P. Paperwork Reduction Act of 1995: The Paperwork Reduction Act of
1995 (44 U.S.C. 3501 et seq.) requires that the USPTO consider the
impact of paperwork and other information collection burdens imposed on
the public. The collections of information involved in this final rule
have been reviewed and previously approved by OMB under control numbers
0651-0031 and 0651-0059. In view of this final rule, the USPTO will
submit an update to the 0651-0059 information collection in the form of
a nonsubstantive change request.
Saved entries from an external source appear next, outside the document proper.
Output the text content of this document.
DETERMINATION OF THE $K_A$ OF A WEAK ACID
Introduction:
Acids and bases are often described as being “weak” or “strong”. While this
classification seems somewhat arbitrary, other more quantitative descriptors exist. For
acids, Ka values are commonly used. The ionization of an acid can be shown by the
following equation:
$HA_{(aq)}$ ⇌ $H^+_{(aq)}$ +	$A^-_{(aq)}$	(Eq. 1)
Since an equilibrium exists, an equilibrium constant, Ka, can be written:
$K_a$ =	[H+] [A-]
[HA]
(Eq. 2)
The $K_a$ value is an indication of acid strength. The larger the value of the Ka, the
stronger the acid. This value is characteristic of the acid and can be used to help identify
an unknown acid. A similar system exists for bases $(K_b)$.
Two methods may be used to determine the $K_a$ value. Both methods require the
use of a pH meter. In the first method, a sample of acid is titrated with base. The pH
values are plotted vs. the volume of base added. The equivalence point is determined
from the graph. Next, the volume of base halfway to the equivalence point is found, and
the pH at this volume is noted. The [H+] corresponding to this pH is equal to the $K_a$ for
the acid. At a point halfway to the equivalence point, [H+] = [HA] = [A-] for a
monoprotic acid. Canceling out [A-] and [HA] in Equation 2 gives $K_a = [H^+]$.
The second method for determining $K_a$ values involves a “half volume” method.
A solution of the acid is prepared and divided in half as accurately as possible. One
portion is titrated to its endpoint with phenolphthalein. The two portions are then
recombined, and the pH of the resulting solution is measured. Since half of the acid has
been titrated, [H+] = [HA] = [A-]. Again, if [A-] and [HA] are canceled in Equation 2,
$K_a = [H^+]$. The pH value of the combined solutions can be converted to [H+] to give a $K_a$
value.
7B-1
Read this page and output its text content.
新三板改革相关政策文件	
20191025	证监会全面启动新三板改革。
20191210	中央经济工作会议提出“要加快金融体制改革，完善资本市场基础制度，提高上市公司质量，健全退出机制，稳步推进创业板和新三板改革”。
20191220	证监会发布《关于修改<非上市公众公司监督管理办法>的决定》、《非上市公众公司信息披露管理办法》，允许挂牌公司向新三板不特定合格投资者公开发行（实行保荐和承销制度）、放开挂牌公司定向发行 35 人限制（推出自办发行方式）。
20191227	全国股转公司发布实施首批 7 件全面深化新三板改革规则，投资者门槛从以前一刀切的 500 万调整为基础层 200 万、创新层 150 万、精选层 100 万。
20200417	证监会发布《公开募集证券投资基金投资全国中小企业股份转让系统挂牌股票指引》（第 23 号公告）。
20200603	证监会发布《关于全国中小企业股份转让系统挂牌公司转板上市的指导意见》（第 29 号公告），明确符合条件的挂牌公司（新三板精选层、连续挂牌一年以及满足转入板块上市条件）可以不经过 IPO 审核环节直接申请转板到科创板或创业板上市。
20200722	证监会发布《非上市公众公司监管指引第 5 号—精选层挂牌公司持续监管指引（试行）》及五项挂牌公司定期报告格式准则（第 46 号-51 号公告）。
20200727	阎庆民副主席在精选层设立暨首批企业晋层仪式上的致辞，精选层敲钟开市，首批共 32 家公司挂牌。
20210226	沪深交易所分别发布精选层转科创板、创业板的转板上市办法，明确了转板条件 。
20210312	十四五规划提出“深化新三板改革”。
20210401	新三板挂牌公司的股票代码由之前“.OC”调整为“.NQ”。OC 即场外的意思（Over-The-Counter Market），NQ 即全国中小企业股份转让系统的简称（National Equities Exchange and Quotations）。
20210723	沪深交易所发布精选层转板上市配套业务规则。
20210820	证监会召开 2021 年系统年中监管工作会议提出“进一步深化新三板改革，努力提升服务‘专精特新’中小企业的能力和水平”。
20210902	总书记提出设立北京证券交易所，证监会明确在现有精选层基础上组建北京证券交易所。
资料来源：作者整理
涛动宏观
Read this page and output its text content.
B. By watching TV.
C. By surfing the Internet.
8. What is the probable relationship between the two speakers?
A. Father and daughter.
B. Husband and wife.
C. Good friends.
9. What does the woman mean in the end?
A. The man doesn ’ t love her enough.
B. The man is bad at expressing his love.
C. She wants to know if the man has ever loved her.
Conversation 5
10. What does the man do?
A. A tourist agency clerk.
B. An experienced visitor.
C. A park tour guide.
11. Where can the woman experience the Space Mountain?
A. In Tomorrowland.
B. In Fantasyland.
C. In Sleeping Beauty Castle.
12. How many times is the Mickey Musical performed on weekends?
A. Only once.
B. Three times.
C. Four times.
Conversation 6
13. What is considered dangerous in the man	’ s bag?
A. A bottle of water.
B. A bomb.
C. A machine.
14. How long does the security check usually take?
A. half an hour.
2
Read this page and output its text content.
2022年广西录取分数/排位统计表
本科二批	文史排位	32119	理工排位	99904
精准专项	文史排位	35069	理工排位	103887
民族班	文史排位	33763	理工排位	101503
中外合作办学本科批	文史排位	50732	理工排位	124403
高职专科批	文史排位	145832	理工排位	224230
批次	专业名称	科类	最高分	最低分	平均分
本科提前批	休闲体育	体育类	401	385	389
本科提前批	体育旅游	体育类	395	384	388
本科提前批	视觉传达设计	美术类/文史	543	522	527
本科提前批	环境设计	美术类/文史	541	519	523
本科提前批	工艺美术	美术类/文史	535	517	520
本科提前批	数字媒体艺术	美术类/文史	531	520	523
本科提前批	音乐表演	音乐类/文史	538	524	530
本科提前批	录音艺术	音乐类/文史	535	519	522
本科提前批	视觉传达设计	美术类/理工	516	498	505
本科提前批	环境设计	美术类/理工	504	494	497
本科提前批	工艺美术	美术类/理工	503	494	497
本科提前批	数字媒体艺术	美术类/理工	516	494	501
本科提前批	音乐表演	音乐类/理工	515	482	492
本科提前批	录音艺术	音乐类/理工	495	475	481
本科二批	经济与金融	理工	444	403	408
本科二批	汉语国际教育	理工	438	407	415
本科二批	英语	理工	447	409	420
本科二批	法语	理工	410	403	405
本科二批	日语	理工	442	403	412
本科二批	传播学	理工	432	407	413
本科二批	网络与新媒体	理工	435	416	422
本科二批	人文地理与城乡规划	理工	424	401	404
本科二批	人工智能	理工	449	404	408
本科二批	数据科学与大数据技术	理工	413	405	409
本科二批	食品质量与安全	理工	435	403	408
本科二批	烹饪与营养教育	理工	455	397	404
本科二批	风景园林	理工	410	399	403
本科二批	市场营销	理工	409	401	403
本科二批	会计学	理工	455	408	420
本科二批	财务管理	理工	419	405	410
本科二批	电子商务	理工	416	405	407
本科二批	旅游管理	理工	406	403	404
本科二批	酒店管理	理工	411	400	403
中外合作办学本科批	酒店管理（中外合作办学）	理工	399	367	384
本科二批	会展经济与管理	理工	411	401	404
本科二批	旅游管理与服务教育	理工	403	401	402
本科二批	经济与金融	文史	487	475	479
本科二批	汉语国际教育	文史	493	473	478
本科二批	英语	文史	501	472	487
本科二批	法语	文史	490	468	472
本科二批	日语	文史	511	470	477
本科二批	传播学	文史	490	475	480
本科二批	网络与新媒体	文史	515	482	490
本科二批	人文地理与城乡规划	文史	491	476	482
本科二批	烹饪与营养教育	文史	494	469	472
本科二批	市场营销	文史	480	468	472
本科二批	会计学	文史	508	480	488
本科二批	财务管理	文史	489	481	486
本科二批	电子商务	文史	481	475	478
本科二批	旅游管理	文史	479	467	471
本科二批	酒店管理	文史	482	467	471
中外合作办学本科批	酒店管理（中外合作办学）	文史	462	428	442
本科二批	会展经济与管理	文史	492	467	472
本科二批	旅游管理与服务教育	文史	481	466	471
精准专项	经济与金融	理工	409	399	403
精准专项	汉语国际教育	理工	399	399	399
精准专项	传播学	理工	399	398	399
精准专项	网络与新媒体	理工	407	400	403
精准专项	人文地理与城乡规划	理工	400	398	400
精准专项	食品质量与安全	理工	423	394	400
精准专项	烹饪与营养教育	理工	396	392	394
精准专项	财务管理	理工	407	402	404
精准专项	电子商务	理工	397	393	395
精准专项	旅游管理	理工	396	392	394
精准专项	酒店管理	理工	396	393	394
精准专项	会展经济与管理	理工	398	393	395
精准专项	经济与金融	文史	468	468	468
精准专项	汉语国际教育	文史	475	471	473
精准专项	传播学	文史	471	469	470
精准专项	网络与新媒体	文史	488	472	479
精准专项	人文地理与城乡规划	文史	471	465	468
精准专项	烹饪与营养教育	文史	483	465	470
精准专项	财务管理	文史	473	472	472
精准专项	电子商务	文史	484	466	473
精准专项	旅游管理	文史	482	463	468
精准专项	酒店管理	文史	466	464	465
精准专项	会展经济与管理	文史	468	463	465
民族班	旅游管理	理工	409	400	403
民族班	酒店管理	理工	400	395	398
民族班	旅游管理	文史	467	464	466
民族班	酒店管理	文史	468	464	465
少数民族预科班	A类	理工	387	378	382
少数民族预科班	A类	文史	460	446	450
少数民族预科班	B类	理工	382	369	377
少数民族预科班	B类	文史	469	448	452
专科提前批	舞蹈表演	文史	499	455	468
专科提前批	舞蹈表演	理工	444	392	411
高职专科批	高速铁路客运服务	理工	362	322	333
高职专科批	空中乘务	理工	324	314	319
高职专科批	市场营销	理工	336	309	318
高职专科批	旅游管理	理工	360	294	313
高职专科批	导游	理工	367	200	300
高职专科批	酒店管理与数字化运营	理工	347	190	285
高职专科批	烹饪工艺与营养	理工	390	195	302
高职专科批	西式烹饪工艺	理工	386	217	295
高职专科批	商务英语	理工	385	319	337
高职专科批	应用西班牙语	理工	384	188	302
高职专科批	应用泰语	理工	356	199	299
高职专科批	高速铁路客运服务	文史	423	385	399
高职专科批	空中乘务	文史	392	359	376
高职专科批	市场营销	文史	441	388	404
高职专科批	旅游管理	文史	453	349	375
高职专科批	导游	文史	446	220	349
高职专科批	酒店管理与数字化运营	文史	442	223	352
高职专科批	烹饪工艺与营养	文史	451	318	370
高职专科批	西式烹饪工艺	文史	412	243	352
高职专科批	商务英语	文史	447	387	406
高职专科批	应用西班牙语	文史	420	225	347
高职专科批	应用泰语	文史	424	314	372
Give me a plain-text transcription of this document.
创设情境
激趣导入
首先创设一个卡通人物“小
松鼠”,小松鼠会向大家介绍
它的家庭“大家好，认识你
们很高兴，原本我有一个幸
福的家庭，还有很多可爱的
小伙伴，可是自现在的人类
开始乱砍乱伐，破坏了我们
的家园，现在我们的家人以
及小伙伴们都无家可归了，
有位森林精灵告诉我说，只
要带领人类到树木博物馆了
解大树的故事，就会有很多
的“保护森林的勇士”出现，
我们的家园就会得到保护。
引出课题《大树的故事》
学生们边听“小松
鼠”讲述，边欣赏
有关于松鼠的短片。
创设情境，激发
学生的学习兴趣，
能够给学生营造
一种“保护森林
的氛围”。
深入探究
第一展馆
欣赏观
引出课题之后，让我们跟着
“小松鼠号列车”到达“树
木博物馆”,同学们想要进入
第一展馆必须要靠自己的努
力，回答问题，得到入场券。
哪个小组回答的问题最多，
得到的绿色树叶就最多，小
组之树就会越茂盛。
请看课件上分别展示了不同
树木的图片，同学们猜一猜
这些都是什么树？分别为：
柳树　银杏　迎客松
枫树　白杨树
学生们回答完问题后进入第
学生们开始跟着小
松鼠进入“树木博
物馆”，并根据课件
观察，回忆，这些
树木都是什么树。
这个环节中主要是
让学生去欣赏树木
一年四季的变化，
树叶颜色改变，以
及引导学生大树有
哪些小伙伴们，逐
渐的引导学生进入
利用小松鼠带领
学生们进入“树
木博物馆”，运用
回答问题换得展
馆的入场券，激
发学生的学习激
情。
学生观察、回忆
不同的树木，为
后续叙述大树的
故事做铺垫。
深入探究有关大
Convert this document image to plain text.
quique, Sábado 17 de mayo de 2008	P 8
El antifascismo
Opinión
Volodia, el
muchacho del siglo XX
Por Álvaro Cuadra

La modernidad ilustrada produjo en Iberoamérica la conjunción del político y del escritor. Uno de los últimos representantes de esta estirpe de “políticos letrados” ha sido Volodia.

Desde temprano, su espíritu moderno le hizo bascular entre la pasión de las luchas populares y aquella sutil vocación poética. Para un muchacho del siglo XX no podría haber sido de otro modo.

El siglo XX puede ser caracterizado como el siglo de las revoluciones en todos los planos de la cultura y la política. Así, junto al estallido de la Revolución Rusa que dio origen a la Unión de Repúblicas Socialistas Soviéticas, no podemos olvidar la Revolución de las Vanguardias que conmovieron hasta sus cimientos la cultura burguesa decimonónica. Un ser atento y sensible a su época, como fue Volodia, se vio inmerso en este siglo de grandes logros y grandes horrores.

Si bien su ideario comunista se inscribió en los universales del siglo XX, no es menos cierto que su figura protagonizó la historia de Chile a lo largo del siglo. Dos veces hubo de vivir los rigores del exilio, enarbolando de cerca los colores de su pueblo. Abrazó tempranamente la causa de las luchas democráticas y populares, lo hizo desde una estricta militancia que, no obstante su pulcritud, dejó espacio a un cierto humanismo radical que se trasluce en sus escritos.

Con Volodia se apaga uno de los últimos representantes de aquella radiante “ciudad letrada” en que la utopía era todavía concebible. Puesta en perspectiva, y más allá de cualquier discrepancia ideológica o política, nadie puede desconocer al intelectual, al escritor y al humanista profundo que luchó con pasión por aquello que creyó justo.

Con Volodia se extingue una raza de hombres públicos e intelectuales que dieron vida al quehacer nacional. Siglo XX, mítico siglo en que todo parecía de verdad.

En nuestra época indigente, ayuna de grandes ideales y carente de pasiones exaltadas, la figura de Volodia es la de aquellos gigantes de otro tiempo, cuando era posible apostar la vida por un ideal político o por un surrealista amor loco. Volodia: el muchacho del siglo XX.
This final rule does not materially
change the information collections approved under OMB control number
0651-0031. Therefore, the USPTO will not submit an update to the 0651-
0031 information collection.
Notwithstanding any other provision of law, no person is required
to respond to, nor shall any person be subject to a penalty for failure
to comply with, a collection of information subject to the requirements
of the Paperwork Reduction Act unless that collection of information
displays a currently valid OMB control number.
Q. E-Government Act Compliance: The USPTO is committed to
compliance with the E-Government Act to promote the use of the internet
and other information technologies, to provide increased opportunities
for citizen access to Government information and services, and for
other purposes.
List of Subjects in 37 CFR Part 1
Administrative practice and procedure, Biologics, Courts, Freedom
of information, Inventions and patents, Reporting and record keeping
requirements, Small businesses.
For the reasons set forth in the preamble, 37 CFR part 1 is amended
as follows:
PART 1--RULES OF PRACTICE IN PATENT CASES
0
1. The authority citation for 37 CFR Part 1 continues to read as
follows:
Authority: 35 U.S.C. 2(b)(2).
0
2. Section 1.102 is amended by revising paragraph (c) to read as
follows:
Sec. 1.102 Advancement of examination.
* * * * *
(c) A petition to make an application special may be filed without
a fee if the
[[Page 24327]]
basis for the petition is the inventor's or a joint inventor's age or
health.
* * * * *
Coke Morgan Stewart,
Acting Under Secretary of Commerce for Intellectual Property and Acting
Director of the United States Patent and Trademark Office.